A major new Apple antitrust development will reportedly land soon. That’s according to the New York Times, reporting today that the United States Department of Justice has reached “late stages” of its monopoly investigation of Apple.
Citing sources, the report says a sweeping antitrust case against Apple could be filed by the Justice Department in the first half of 2024. Apple’s so-called stickiness or walled garden strategy is at the center of the investigation. From the New York Times:
Specifically, investigators have examined how the Apple Watch works better with the iPhone than with other brands, as well as how Apple locks competitors out of its iMessage service. They have also scrutinized Apple’s payments system for the iPhone, which blocks other financial firms from offering similar services, these people said.
The Apple suit would likely be even more expansive than previous challenges to the company, attacking its powerful business model that draws together the iPhone with devices like the Apple Watch and services like Apple Pay to attract and keep consumers loyal to its products.

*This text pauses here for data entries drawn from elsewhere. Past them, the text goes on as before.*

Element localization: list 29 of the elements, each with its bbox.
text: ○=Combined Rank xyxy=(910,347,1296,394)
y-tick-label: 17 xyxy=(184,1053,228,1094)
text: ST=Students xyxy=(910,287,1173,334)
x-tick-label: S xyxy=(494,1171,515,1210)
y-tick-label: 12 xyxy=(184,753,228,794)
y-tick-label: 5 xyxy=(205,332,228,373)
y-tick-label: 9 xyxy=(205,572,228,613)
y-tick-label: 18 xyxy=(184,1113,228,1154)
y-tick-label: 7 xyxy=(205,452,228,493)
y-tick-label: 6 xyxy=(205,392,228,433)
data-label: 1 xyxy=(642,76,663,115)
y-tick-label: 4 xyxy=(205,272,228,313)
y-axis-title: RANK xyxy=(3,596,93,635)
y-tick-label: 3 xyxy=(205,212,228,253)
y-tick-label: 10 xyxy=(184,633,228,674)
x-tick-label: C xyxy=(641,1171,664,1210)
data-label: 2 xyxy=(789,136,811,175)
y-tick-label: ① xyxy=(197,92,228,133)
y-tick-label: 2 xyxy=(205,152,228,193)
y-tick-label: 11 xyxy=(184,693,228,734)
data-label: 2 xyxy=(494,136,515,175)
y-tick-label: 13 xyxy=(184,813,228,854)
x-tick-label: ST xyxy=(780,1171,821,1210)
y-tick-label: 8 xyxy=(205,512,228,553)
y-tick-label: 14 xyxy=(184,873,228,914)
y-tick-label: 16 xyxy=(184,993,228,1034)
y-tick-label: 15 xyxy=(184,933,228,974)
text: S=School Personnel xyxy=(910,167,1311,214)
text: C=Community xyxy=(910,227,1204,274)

For its part, Apple has defended itself against antitrust claims by insisting that it does not hold a monopoly in any market. However, the wide sweeping investigation is said to encompass new areas such as Apple not allowing cloud gaming services, how AirTags integrate with iPhone, and iMessage exclusivity to Apple devices.
Apple Watch, which is currently at the center of patent litigation in the US, is also a focal point based on how it integrates better with iPhones than other smart watches.